33 1/3 are a wonderful imprint of books. The premise is – each little pocket size book is about a single famous album. The full list is very diverse ranging from Dusty Springfield to industrial legends Throbbing Gristle to the Super Mario Bros soundtrack. The issue, however, with each album being a different beast, and each book by a different author that the quality can vary hugely, as can the format of the books – the PJ Harvey book, for example, was less a critical music book and instead viewed the album through short stories. Most however are music journalism.
This book, by Marc Weidenbaum, however fails to capture the record for me. It didn’t really illuminate for me one of my favourite records (and certainly my favourite going to sleep record), didn’t put forth any new tidbits really, bar an interview with the guy who named the famously unnamed tracks.

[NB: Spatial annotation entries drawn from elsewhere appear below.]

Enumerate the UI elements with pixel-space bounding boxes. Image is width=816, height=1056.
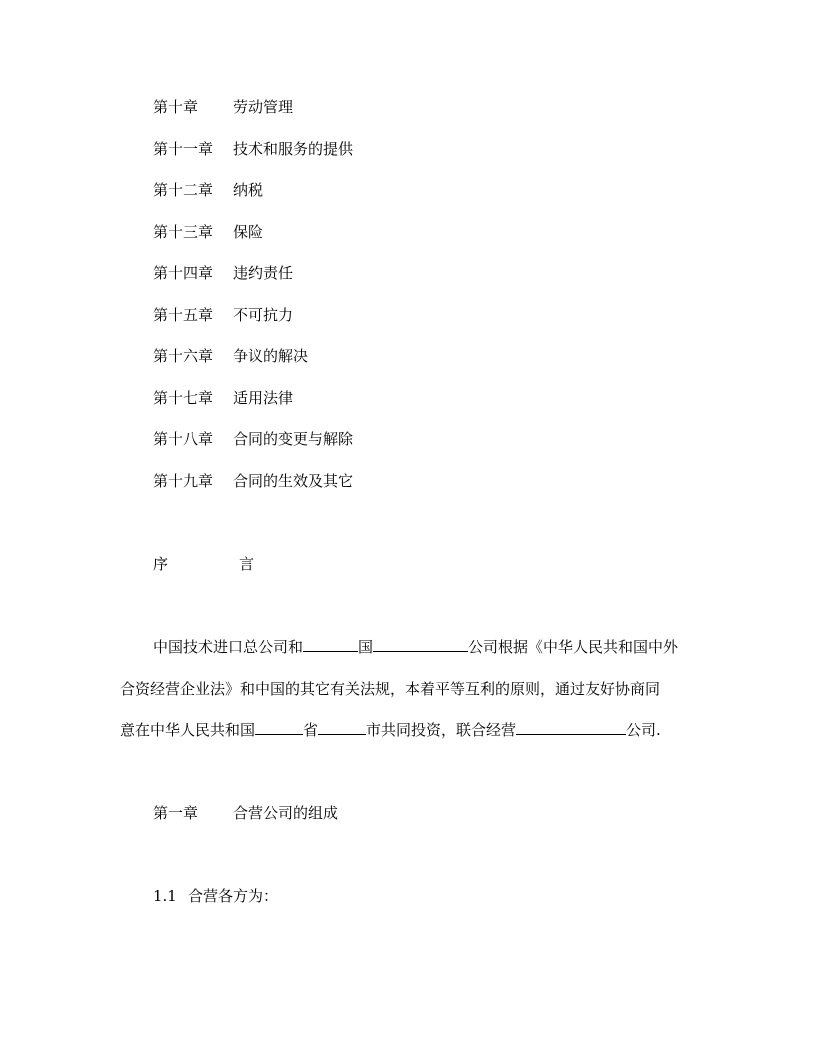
toc-title: 争议的解决 <box>233 347 309 365</box>
blank-company <box>373 637 468 652</box>
toc-title: 合同的生效及其它 <box>233 472 354 490</box>
toc-number: 第十三章 <box>153 223 214 241</box>
preface-char-b: 言 <box>239 555 255 573</box>
toc-title: 适用法律 <box>233 389 294 407</box>
toc-number: 第十章 <box>153 98 199 116</box>
toc-title: 保险 <box>233 223 264 241</box>
toc-title: 技术和服务的提供 <box>233 140 354 158</box>
toc-number: 第十五章 <box>153 306 214 324</box>
paragraph-text: 中国技术进口总公司和 <box>153 638 304 656</box>
toc-title: 劳动管理 <box>233 98 294 116</box>
toc-title: 纳税 <box>233 181 264 199</box>
preface-heading <box>153 554 254 574</box>
section-number: 1.1 <box>153 887 177 905</box>
blank-joint-company <box>516 720 626 735</box>
chapter-number: 第一章 <box>153 804 199 822</box>
section-title: 合营各方为： <box>188 887 279 905</box>
toc-title: 合同的变更与解除 <box>233 430 354 448</box>
blank-city <box>318 720 366 735</box>
paragraph-text: 合资经营企业法》和中国的其它有关法规，本着平等互利的原则，通过友好协商同 <box>120 680 661 698</box>
paragraph-line-1 <box>153 637 678 657</box>
paragraph-text: 公司. <box>626 721 661 739</box>
toc-entry <box>153 180 263 200</box>
section-heading <box>153 886 278 906</box>
toc-title: 不可抗力 <box>233 306 294 324</box>
chapter-heading <box>153 803 338 823</box>
blank-country <box>303 637 358 652</box>
toc-title: 违约责任 <box>233 264 294 282</box>
toc-entry <box>153 139 353 159</box>
toc-entry <box>153 471 353 491</box>
toc-number: 第十九章 <box>153 472 214 490</box>
paragraph-line-2 <box>120 679 660 699</box>
paragraph-text: 国 <box>358 638 374 656</box>
toc-entry <box>153 388 293 408</box>
chapter-title: 合营公司的组成 <box>233 804 339 822</box>
toc-entry <box>153 97 293 117</box>
toc-number: 第十六章 <box>153 347 214 365</box>
toc-entry <box>153 222 263 242</box>
toc-entry <box>153 346 308 366</box>
toc-number: 第十二章 <box>153 181 214 199</box>
blank-province <box>255 720 303 735</box>
toc-number: 第十一章 <box>153 140 214 158</box>
toc-number: 第十八章 <box>153 430 214 448</box>
paragraph-line-3 <box>120 720 661 740</box>
paragraph-text: 公司根据《中华人民共和国中外 <box>468 638 679 656</box>
toc-entry <box>153 305 293 325</box>
paragraph-text: 省 <box>303 721 319 739</box>
paragraph-text: 市共同投资，联合经营 <box>366 721 517 739</box>
toc-entry <box>153 263 293 283</box>
toc-number: 第十四章 <box>153 264 214 282</box>
toc-entry <box>153 429 353 449</box>
toc-number: 第十七章 <box>153 389 214 407</box>
paragraph-text: 意在中华人民共和国 <box>120 721 256 739</box>
preface-char-a: 序 <box>153 555 169 573</box>
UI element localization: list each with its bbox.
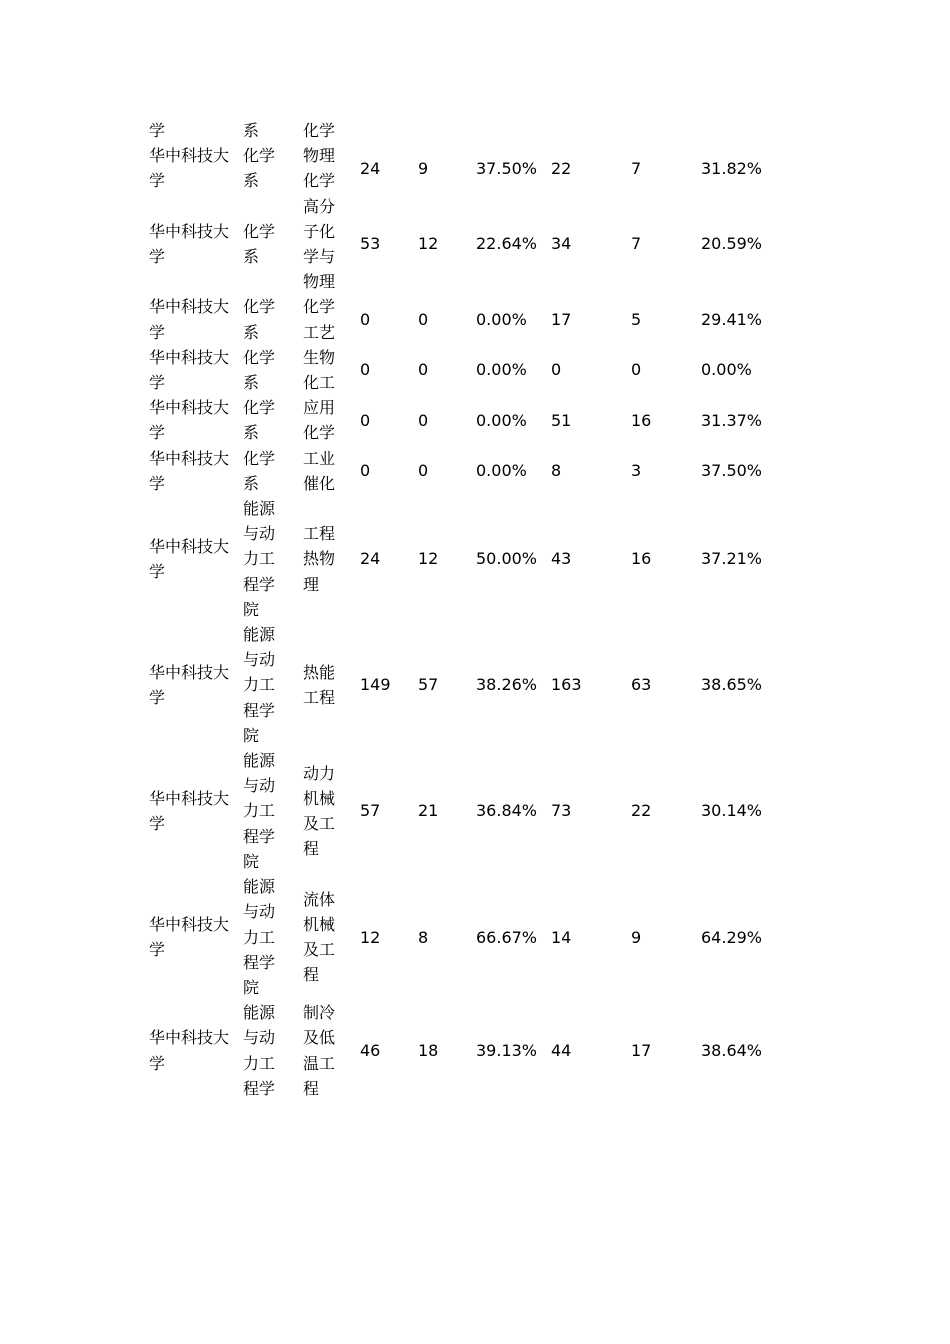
university-cell-text: 华中科技大学 (149, 297, 230, 342)
department-cell-text: 能源与动力工程学院 (243, 751, 276, 871)
percent-cell-1-text: 39.13% (476, 1040, 538, 1060)
value-cell-3-text: 14 (551, 927, 572, 947)
value-cell-4-text: 17 (631, 1040, 652, 1060)
percent-cell-1-text: 37.50% (476, 158, 538, 178)
value-cell-2 (418, 294, 476, 344)
value-cell-4 (631, 748, 701, 874)
major-cell (303, 1000, 360, 1101)
value-cell-2-text: 0 (418, 461, 429, 481)
value-cell-2 (418, 143, 476, 193)
percent-cell-2 (701, 748, 950, 874)
value-cell-3-text: 51 (551, 410, 572, 430)
percent-cell-2 (701, 874, 950, 1000)
department-cell (243, 294, 303, 344)
percent-cell-2-text: 31.37% (701, 410, 763, 430)
table-row (0, 622, 950, 748)
value-cell-1 (360, 395, 418, 445)
percent-cell-1 (476, 194, 551, 295)
major-cell (303, 622, 360, 748)
percent-cell-1-text: 0.00% (476, 410, 527, 430)
value-cell-1-text: 149 (360, 675, 391, 695)
university-cell-text: 华中科技大学 (149, 788, 230, 834)
value-cell-1-text: 0 (360, 310, 371, 330)
value-cell-3 (551, 345, 631, 395)
university-cell (0, 874, 243, 1000)
percent-cell-2-text: 37.50% (701, 461, 763, 481)
value-cell-2 (418, 395, 476, 445)
value-cell-2 (418, 496, 476, 622)
value-cell-3 (551, 874, 631, 1000)
department-cell-text: 能源与动力工程学院 (243, 499, 276, 619)
university-cell (0, 496, 243, 622)
university-cell-text: 华中科技大学 (149, 662, 230, 708)
department-cell (243, 748, 303, 874)
value-cell-3-text: 0 (551, 360, 562, 380)
percent-cell-1 (476, 1000, 551, 1101)
value-cell-2-text: 12 (418, 234, 439, 254)
value-cell-2 (418, 446, 476, 496)
value-cell-4-text: 16 (631, 549, 652, 569)
value-cell-2-text: 9 (418, 158, 429, 178)
table-row (0, 294, 950, 344)
department-cell-text: 化学系 (243, 221, 276, 267)
value-cell-2 (418, 622, 476, 748)
percent-cell-2 (701, 1000, 950, 1101)
percent-cell-2-text: 0.00% (701, 360, 752, 380)
major-cell-text: 生物化工 (303, 347, 336, 393)
university-cell (0, 143, 243, 193)
percent-cell-1-text: 0.00% (476, 461, 527, 481)
percent-cell-2 (701, 395, 950, 445)
percent-cell-2-text: 38.65% (701, 675, 763, 695)
percent-cell-2 (701, 294, 950, 344)
value-cell-1 (360, 143, 418, 193)
university-cell-text: 华中科技大学 (149, 347, 230, 393)
value-cell-1 (360, 345, 418, 395)
percent-cell-1-text: 22.64% (476, 234, 538, 254)
university-cell (0, 395, 243, 445)
percent-cell-1 (476, 294, 551, 344)
percent-cell-1 (476, 446, 551, 496)
department-cell (243, 1000, 303, 1101)
university-cell-text: 华中科技大学 (149, 221, 230, 267)
university-cell-text: 华中科技大学 (149, 146, 230, 191)
percent-cell-1-text: 0.00% (476, 360, 527, 380)
university-cell-text: 华中科技大学 (149, 398, 230, 443)
major-cell-text: 热能工程 (303, 662, 336, 708)
table-row (0, 118, 950, 143)
percent-cell-2-text: 64.29% (701, 927, 763, 947)
percent-cell-1 (476, 395, 551, 445)
major-cell-text: 制冷及低温工程 (303, 1003, 336, 1098)
university-cell (0, 118, 243, 143)
value-cell-2-text: 18 (418, 1040, 439, 1060)
department-cell-text: 化学系 (243, 297, 276, 342)
value-cell-3-text: 43 (551, 549, 572, 569)
major-cell-text: 流体机械及工程 (303, 889, 336, 985)
percent-cell-2 (701, 143, 950, 193)
value-cell-3-text: 17 (551, 310, 572, 330)
percent-cell-2-text: 20.59% (701, 234, 763, 254)
value-cell-4-text: 16 (631, 410, 652, 430)
value-cell-2 (418, 345, 476, 395)
value-cell-1 (360, 874, 418, 1000)
value-cell-1-text: 0 (360, 461, 371, 481)
major-cell (303, 194, 360, 295)
value-cell-3-text: 163 (551, 675, 582, 695)
department-cell-text: 化学系 (243, 398, 276, 443)
value-cell-4 (631, 345, 701, 395)
value-cell-1 (360, 194, 418, 295)
data-table (0, 118, 950, 1101)
value-cell-1-text: 0 (360, 410, 371, 430)
department-cell-text: 能源与动力工程学 (243, 1003, 276, 1098)
major-cell-text: 应用化学 (303, 398, 336, 443)
department-cell-text: 能源与动力工程学院 (243, 625, 276, 745)
table-row (0, 446, 950, 496)
percent-cell-1 (476, 143, 551, 193)
major-cell (303, 496, 360, 622)
value-cell-2 (418, 1000, 476, 1101)
major-cell (303, 395, 360, 445)
department-cell (243, 194, 303, 295)
value-cell-3 (551, 622, 631, 748)
percent-cell-2 (701, 194, 950, 295)
major-cell (303, 446, 360, 496)
percent-cell-2 (701, 345, 950, 395)
value-cell-1-text: 24 (360, 158, 381, 178)
value-cell-4-text: 22 (631, 801, 652, 821)
major-cell-text: 化学 (303, 121, 336, 140)
table-row (0, 748, 950, 874)
value-cell-4 (631, 496, 701, 622)
major-cell (303, 294, 360, 344)
value-cell-3-text: 73 (551, 801, 572, 821)
value-cell-1 (360, 622, 418, 748)
value-cell-1-text: 0 (360, 360, 371, 380)
value-cell-4-text: 5 (631, 310, 642, 330)
percent-cell-2-text: 38.64% (701, 1040, 763, 1060)
department-cell (243, 446, 303, 496)
department-cell (243, 143, 303, 193)
value-cell-4-text: 3 (631, 461, 642, 481)
department-cell-text: 能源与动力工程学院 (243, 877, 276, 997)
value-cell-1-text: 57 (360, 801, 381, 821)
percent-cell-1 (476, 622, 551, 748)
major-cell (303, 143, 360, 193)
percent-cell-2 (701, 118, 950, 143)
department-cell-text: 化学系 (243, 448, 276, 493)
value-cell-4-text: 7 (631, 234, 642, 254)
department-cell (243, 118, 303, 143)
percent-cell-2-text: 29.41% (701, 310, 763, 330)
value-cell-4 (631, 143, 701, 193)
value-cell-3 (551, 496, 631, 622)
major-cell (303, 748, 360, 874)
university-cell-text: 华中科技大学 (149, 448, 230, 493)
value-cell-2-text: 57 (418, 675, 439, 695)
university-cell-text: 华中科技大学 (149, 914, 230, 960)
university-cell-text: 华中科技大学 (149, 1028, 230, 1073)
value-cell-2 (418, 194, 476, 295)
value-cell-1 (360, 1000, 418, 1101)
table-row (0, 496, 950, 622)
department-cell (243, 345, 303, 395)
percent-cell-1 (476, 118, 551, 143)
value-cell-1 (360, 294, 418, 344)
value-cell-1 (360, 446, 418, 496)
value-cell-4 (631, 622, 701, 748)
value-cell-2 (418, 118, 476, 143)
value-cell-1 (360, 748, 418, 874)
value-cell-4 (631, 446, 701, 496)
university-cell (0, 446, 243, 496)
value-cell-4-text: 63 (631, 675, 652, 695)
major-cell (303, 118, 360, 143)
university-cell (0, 748, 243, 874)
department-cell (243, 874, 303, 1000)
value-cell-1 (360, 118, 418, 143)
value-cell-3 (551, 294, 631, 344)
major-cell-text: 工业催化 (303, 448, 336, 493)
percent-cell-2-text: 31.82% (701, 158, 763, 178)
percent-cell-1 (476, 345, 551, 395)
value-cell-1-text: 46 (360, 1040, 381, 1060)
value-cell-4-text: 7 (631, 158, 642, 178)
department-cell-text: 化学系 (243, 146, 276, 191)
value-cell-4 (631, 118, 701, 143)
percent-cell-2-text: 37.21% (701, 549, 763, 569)
major-cell-text: 动力机械及工程 (303, 763, 336, 859)
percent-cell-2 (701, 446, 950, 496)
percent-cell-1-text: 36.84% (476, 801, 538, 821)
percent-cell-1-text: 0.00% (476, 310, 527, 330)
value-cell-3 (551, 194, 631, 295)
table-body (0, 118, 950, 1101)
value-cell-3-text: 34 (551, 234, 572, 254)
value-cell-2-text: 21 (418, 801, 439, 821)
value-cell-3 (551, 1000, 631, 1101)
department-cell (243, 496, 303, 622)
percent-cell-1-text: 38.26% (476, 675, 538, 695)
university-cell-text: 华中科技大学 (149, 536, 230, 582)
value-cell-1-text: 12 (360, 927, 381, 947)
value-cell-2-text: 0 (418, 310, 429, 330)
major-cell (303, 345, 360, 395)
value-cell-3-text: 8 (551, 461, 562, 481)
value-cell-1 (360, 496, 418, 622)
department-cell (243, 395, 303, 445)
value-cell-3 (551, 446, 631, 496)
university-cell (0, 1000, 243, 1101)
value-cell-2-text: 12 (418, 549, 439, 569)
percent-cell-1-text: 50.00% (476, 549, 538, 569)
department-cell-text: 系 (243, 121, 260, 140)
value-cell-4 (631, 395, 701, 445)
value-cell-2 (418, 748, 476, 874)
value-cell-1-text: 24 (360, 549, 381, 569)
percent-cell-1 (476, 874, 551, 1000)
major-cell (303, 874, 360, 1000)
university-cell (0, 194, 243, 295)
value-cell-2-text: 0 (418, 410, 429, 430)
department-cell-text: 化学系 (243, 347, 276, 393)
university-cell (0, 622, 243, 748)
table-row (0, 345, 950, 395)
percent-cell-2-text: 30.14% (701, 801, 763, 821)
value-cell-2-text: 8 (418, 927, 429, 947)
value-cell-4 (631, 1000, 701, 1101)
major-cell-text: 高分子化学与物理 (303, 196, 336, 292)
value-cell-3 (551, 118, 631, 143)
value-cell-4 (631, 194, 701, 295)
university-cell (0, 294, 243, 344)
percent-cell-1 (476, 748, 551, 874)
department-cell (243, 622, 303, 748)
value-cell-4 (631, 294, 701, 344)
value-cell-3 (551, 748, 631, 874)
major-cell-text: 物理化学 (303, 146, 336, 191)
value-cell-2-text: 0 (418, 360, 429, 380)
major-cell-text: 工程热物理 (303, 524, 336, 594)
major-cell-text: 化学工艺 (303, 297, 336, 342)
table-row (0, 1000, 950, 1101)
table-row (0, 143, 950, 193)
percent-cell-2 (701, 622, 950, 748)
value-cell-3-text: 44 (551, 1040, 572, 1060)
table-row (0, 395, 950, 445)
percent-cell-1-text: 66.67% (476, 927, 538, 947)
value-cell-4-text: 9 (631, 927, 642, 947)
percent-cell-1 (476, 496, 551, 622)
value-cell-4 (631, 874, 701, 1000)
university-cell (0, 345, 243, 395)
percent-cell-2 (701, 496, 950, 622)
table-row (0, 874, 950, 1000)
table-row (0, 194, 950, 295)
value-cell-1-text: 53 (360, 234, 381, 254)
university-cell-text: 学 (149, 121, 166, 140)
value-cell-3-text: 22 (551, 158, 572, 178)
value-cell-4-text: 0 (631, 360, 642, 380)
value-cell-3 (551, 143, 631, 193)
value-cell-2 (418, 874, 476, 1000)
value-cell-3 (551, 395, 631, 445)
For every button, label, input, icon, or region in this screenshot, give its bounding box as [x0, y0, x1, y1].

I don’t know – the book just didn’t gel. While it picked up later, the first lengthy chapter discusses other critics who maintain that the album is beatless despite Weidenbaum asserting that it isn’t, or is, honestly I’m not quite sure (for the record: it isn’t beatless, there are beats, and it is an ambient record, these things can co-exist!). However having such an in-depth, and some may say pointless argument heading the book left me a little exhausted. The expected interviews crop up but nothing in this book extended my reach of the album. Now, I understand that this is a difficult album to talk about BUT I didn’t decide to write a book about it. A missed opportunity.
You can reserve a copy of this book at South Dublin Libraries’ catalogue here.
[However, I still love 33 1/3 and would recommend these:
#15 – Radiohead’s OK Computer
#36 – My Bloody Valentine’s Loveless
#54 – Throbbing Gristle’s 20 Jazz Funk Greats
Next up on my list to read is #120 – Angelo Badalamenti’s Soundtrack from Twin Peaks – I’ll let ye know how I get on!]